By Bob Stodola
Many of the participants in the Learning Centers have learned skills that they would like to use to start a business, but do not have the funds or businessknowledge. The Opening Doors project is intended to give business training plus a small amount of funds to enable them to start a business enterprise. Each participant is expected to repay the loan so that others could be given the same opportunities in the future. 2009, 54 women and 4 men received training and enrolled in the project to begin or make improvements to their businesses. Some of the businesses they invested on were: commercialization of plastic products, clothing, cosmetics and fruits, provide car rental, chair rental, sewing business, establishment of a beauty salon and bookstore, hand crafts making, sale of natural products, book sale, embroidery, bakery, sale of bedding clothes, basic medicine, vegetables, tortilla making, buffet, fruit, CDs and DVD sale, mini bar, drawing classes, perfume sale, sale of school supplies, sale of phone cards and jewelry commercialization. Most of the borrowers did great in their businesses and have paid back their loans. These loans have indeed made a difference in the lives of their families and have allowed them to grow and to have a better financial situation at home.
Below there are a few examples of true stories from some of the people who got loans.
“…when I received the loan from compañeros, I had just given birth to my fifth child. I’m known around the village for making tortillas…” (at this point, all the women in the room voiced their agreement) “…so I decided to use the loan to buy ingredients to make and sell tortillas. I saved the profit I made, and bought an industrial oven, to make even more tortillas. Now, myself, my mother-in-law, and my five children can survive, and eat every day” - Ana Antonia
“Like, Ana Antonia, I am a mother. When I received the loan, I used it to purchase clothes in Managua, (since they are more expensive in Boaco) and sold them in Las Lagunas. I am able to extend credit to other villagers so that they can purchase clothes, and now, myself and all my children have clothes.”
“I used the loan I received to expand my pharmacy. Before I received the loan, I was only able to purchase and sell 15 types of medication. Now that I received the loan, I am able to purchase more than thirty types of medication, at a lower price from an NGO in Managua. I can then charge the villagers lower prices as well. We've expanded to include a program for those with Asthma, and I participate in further medical training every two months. I am also a midwife, and train other midwives. I also give free shots to those who purchase medication that needs to be injected, from my pharmacy.” -Maria
In 2010, W/NP provided projects to 7 Learning Centers, where they can invest in an already established business or create a new one.

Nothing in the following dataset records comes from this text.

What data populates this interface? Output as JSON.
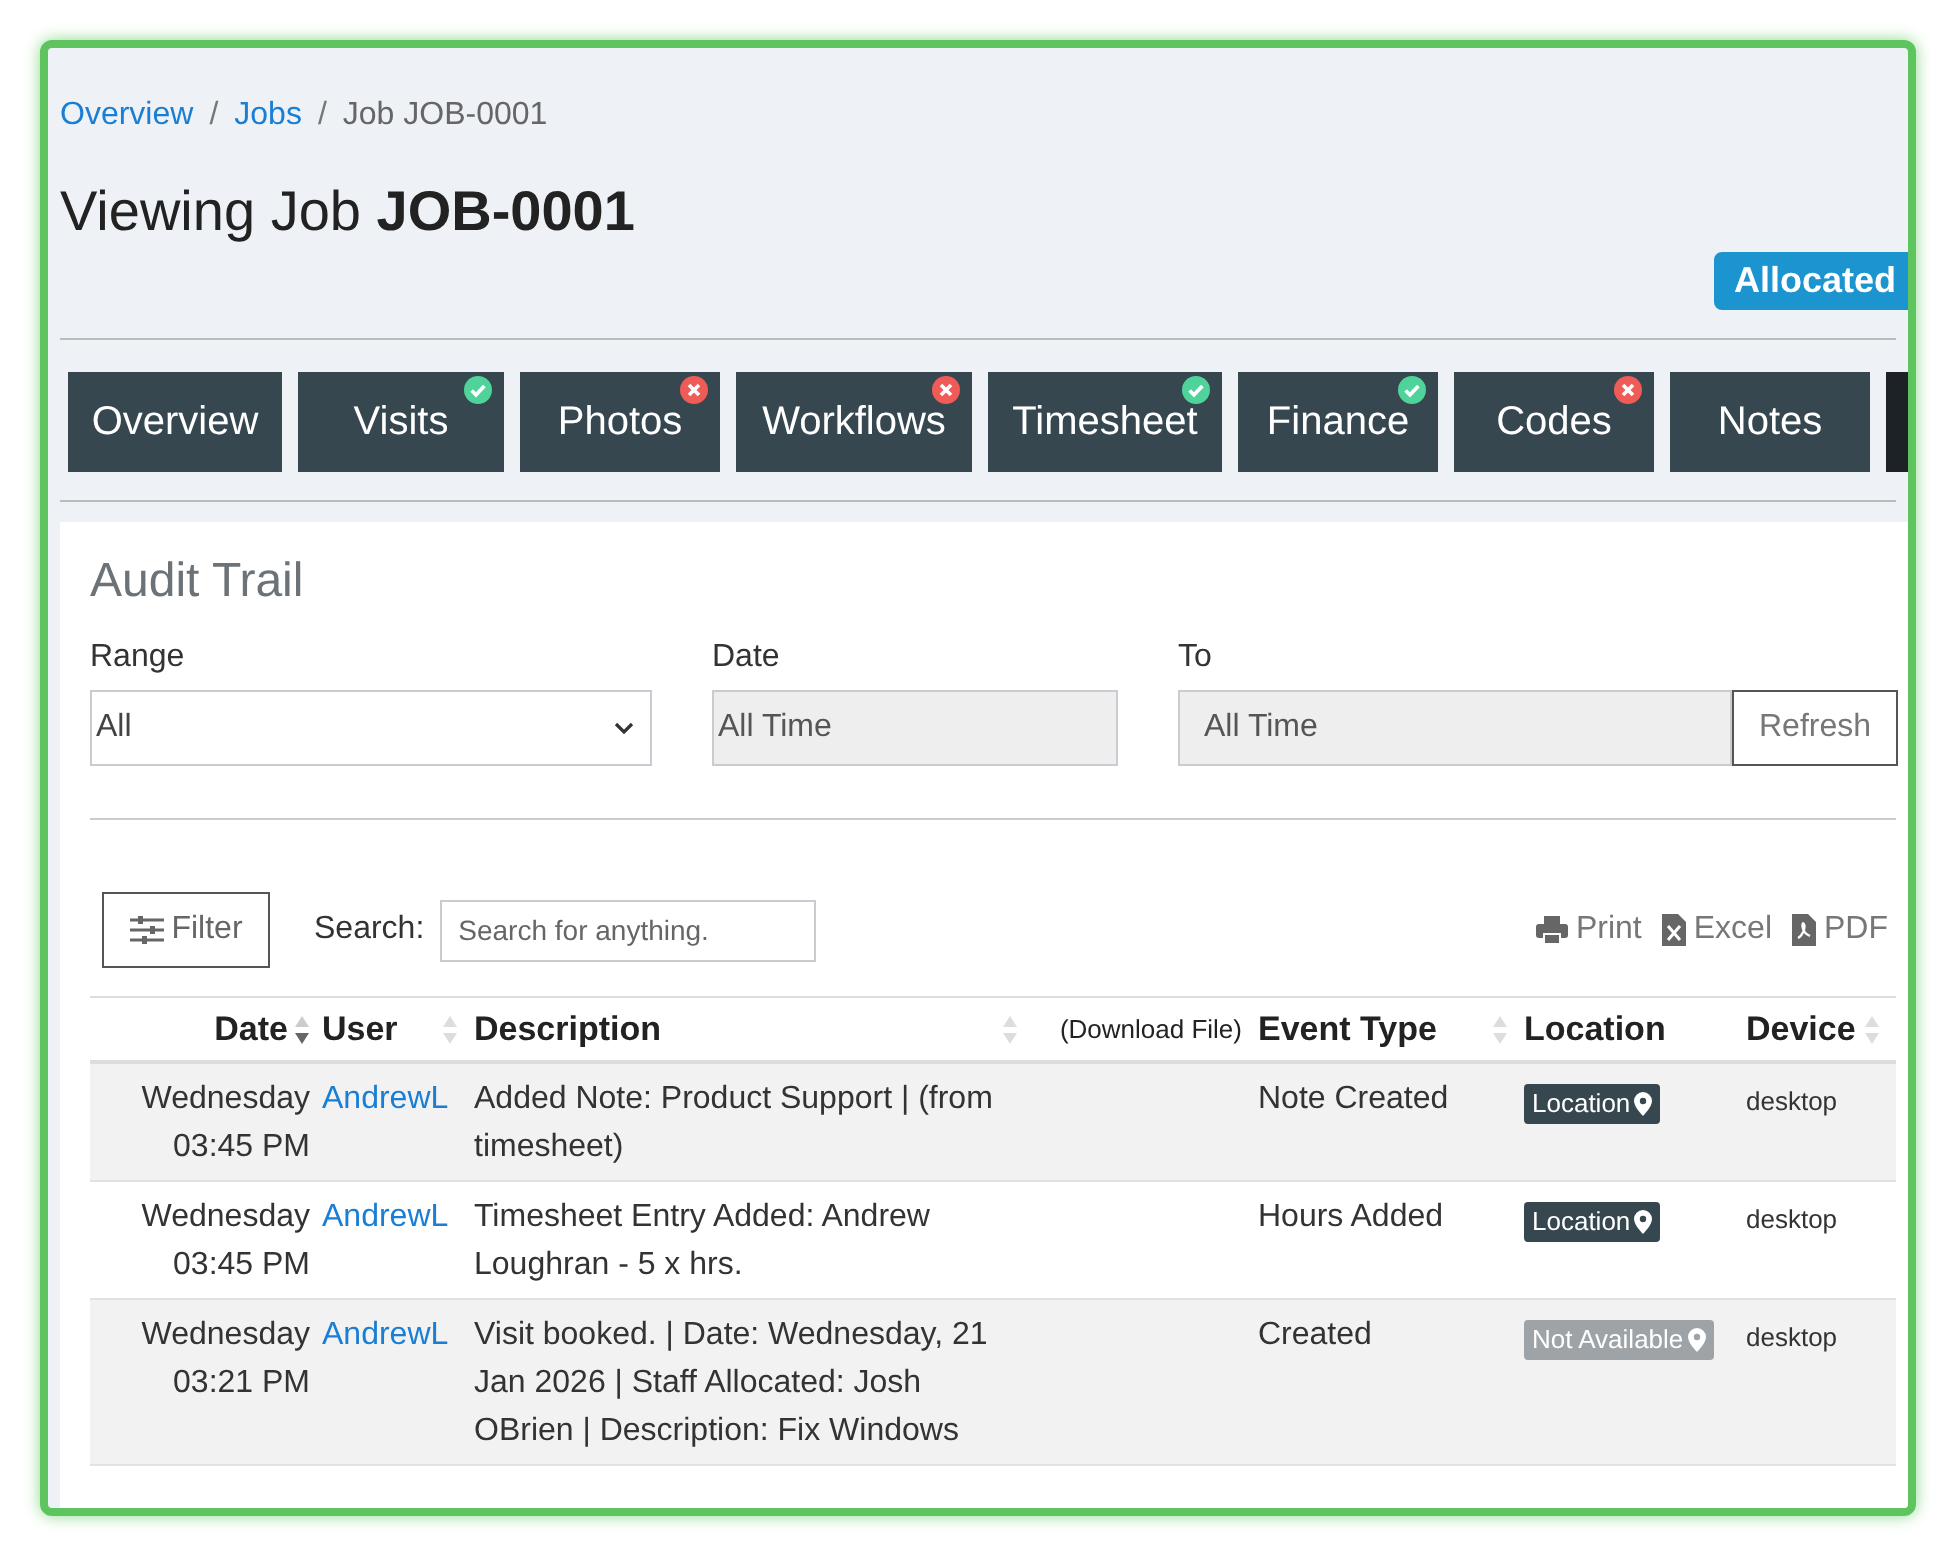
{
  "breadcrumb": [
    {
      "label": "Overview",
      "kind": "link"
    },
    {
      "label": "/",
      "kind": "separator"
    },
    {
      "label": "Jobs",
      "kind": "link"
    },
    {
      "label": "/",
      "kind": "separator"
    },
    {
      "label": "Job JOB-0001",
      "kind": "current"
    }
  ],
  "title": {
    "prefix": "Viewing Job",
    "job": "JOB-0001"
  },
  "status_badge": "Allocated",
  "tabs": [
    {
      "label": "Overview",
      "kind": "plain"
    },
    {
      "label": "Visits",
      "kind": "done"
    },
    {
      "label": "Photos",
      "kind": "missing"
    },
    {
      "label": "Workflows",
      "kind": "missing"
    },
    {
      "label": "Timesheet",
      "kind": "done"
    },
    {
      "label": "Finance",
      "kind": "done"
    },
    {
      "label": "Codes",
      "kind": "missing"
    },
    {
      "label": "Notes",
      "kind": "plain"
    }
  ],
  "audit": {
    "heading": "Audit Trail",
    "range": {
      "label": "Range",
      "value": "All"
    },
    "date": {
      "label": "Date",
      "value": "All Time"
    },
    "to": {
      "label": "To",
      "value": "All Time"
    },
    "refresh": "Refresh",
    "filter": "Filter",
    "search": {
      "label": "Search:",
      "placeholder": "Search for anything."
    },
    "exports": [
      {
        "kind": "print",
        "label": "Print"
      },
      {
        "kind": "excel",
        "label": "Excel"
      },
      {
        "kind": "pdf",
        "label": "PDF"
      }
    ],
    "columns": [
      "Date",
      "User",
      "Description",
      "(Download File)",
      "Event Type",
      "Location",
      "Device"
    ],
    "rows": [
      {
        "day": "Wednesday",
        "time": "03:45 PM",
        "user": "AndrewL",
        "description": "Added Note: Product Support | (from timesheet)",
        "event": "Note Created",
        "location": {
          "label": "Location",
          "available": true
        },
        "device": "desktop"
      },
      {
        "day": "Wednesday",
        "time": "03:45 PM",
        "user": "AndrewL",
        "description": "Timesheet Entry Added: Andrew Loughran - 5 x hrs.",
        "event": "Hours Added",
        "location": {
          "label": "Location",
          "available": true
        },
        "device": "desktop"
      },
      {
        "day": "Wednesday",
        "time": "03:21 PM",
        "user": "AndrewL",
        "description": "Visit booked. | Date: Wednesday, 21 Jan 2026 | Staff Allocated: Josh OBrien | Description: Fix Windows",
        "event": "Created",
        "location": {
          "label": "Not Available",
          "available": false
        },
        "device": "desktop"
      }
    ]
  }
}
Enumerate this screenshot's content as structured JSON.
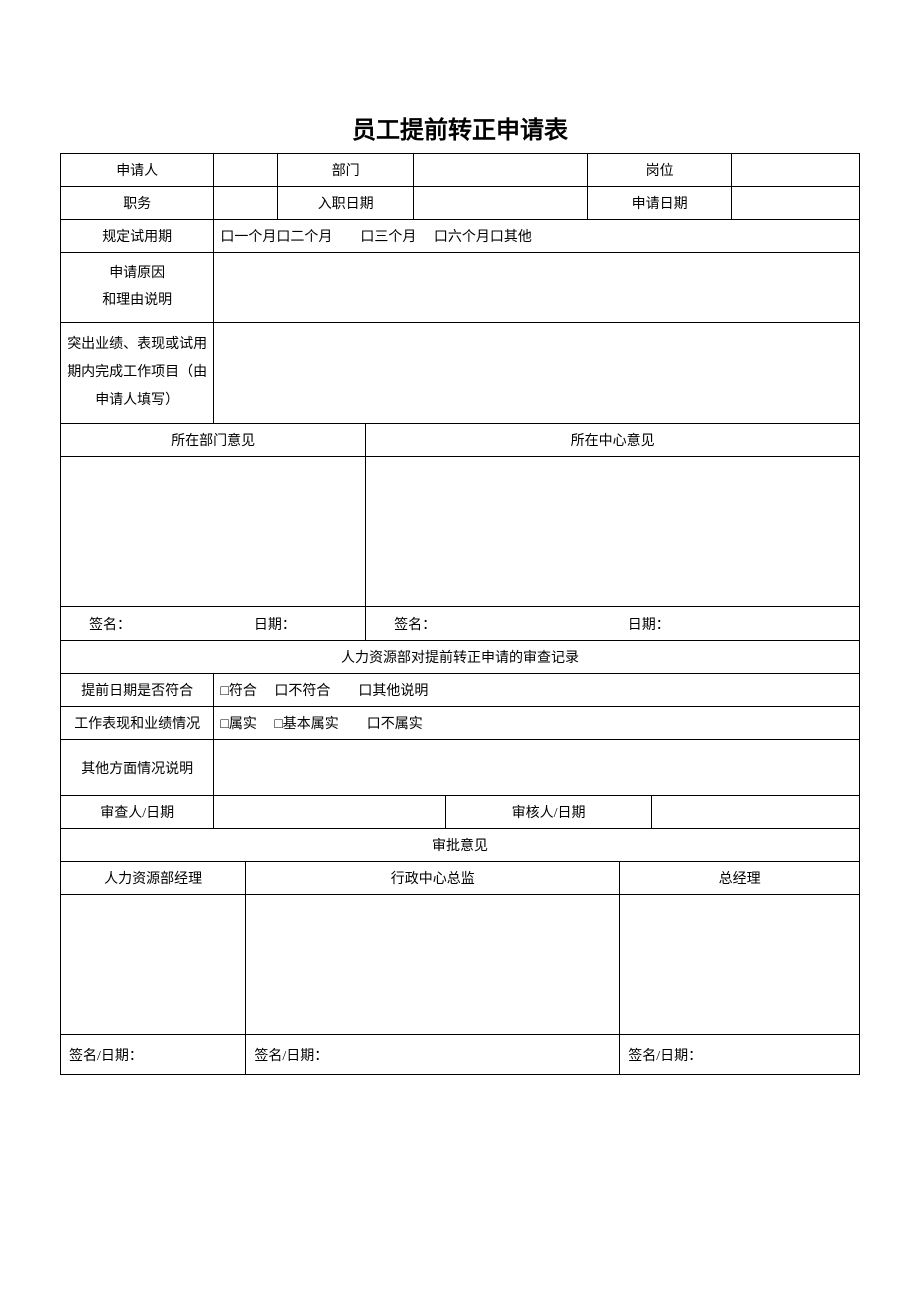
{
  "title": "员工提前转正申请表",
  "row1": {
    "applicant": "申请人",
    "dept": "部门",
    "post": "岗位"
  },
  "row2": {
    "job": "职务",
    "entryDate": "入职日期",
    "applyDate": "申请日期"
  },
  "row3": {
    "label": "规定试用期",
    "options": "口一个月口二个月  口三个月  口六个月口其他"
  },
  "row4": {
    "label": "申请原因\n和理由说明"
  },
  "row5": {
    "label": "突出业绩、表现或试用期内完成工作项目（由申请人填写）"
  },
  "opinions": {
    "dept": "所在部门意见",
    "center": "所在中心意见"
  },
  "sig": {
    "sign": "签名：",
    "date": "日期："
  },
  "hrHeader": "人力资源部对提前转正申请的审查记录",
  "checkRow1": {
    "label": "提前日期是否符合",
    "opts": "□符合  口不符合  口其他说明"
  },
  "checkRow2": {
    "label": "工作表现和业绩情况",
    "opts": "□属实  □基本属实  口不属实"
  },
  "checkRow3": {
    "label": "其他方面情况说明"
  },
  "reviewer": "审查人/日期",
  "auditor": "审核人/日期",
  "approvalHeader": "审批意见",
  "approvers": {
    "hr": "人力资源部经理",
    "admin": "行政中心总监",
    "gm": "总经理"
  },
  "sigDate": "签名/日期："
}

In November of 2011, 55 women and 5 men from the following eight Learning Centers received business training by the WNP accountant and participated in the program:
- Centro Solidaridad y Amistad, Las Lagunas/Boaco
- Centro de Aprendizaje Buenos Aires
- Centro de Aprendizaje Paraiso del Ticuantepe/Managua
- Centro de Aprendizaje Brazos de Amor/Managua
- Centro de Aprendizaje Gracias a Dios/ Managua
- Centro de Aprendizaje San Gabriel/ Valle Los Aburtos Managua
- Centro de Aprendizaje Manos Solidarias/ Rosita Mine, RAAN – North Coast
- Centro de Aprendizaje El Piñuelar/ León
Some of the businesses they will invest in include: Clothing & shoe sale, sewing (garment construction), jewelry and hand crafts, bakery, cosmetic sale, food sale, medicine sale (this person is authorized by MINSA to seel certain medications in the community), piñata making and tamales, mini store, beauty, vegetables & fruit sale, groceries, sale of dairy products, and food for cows.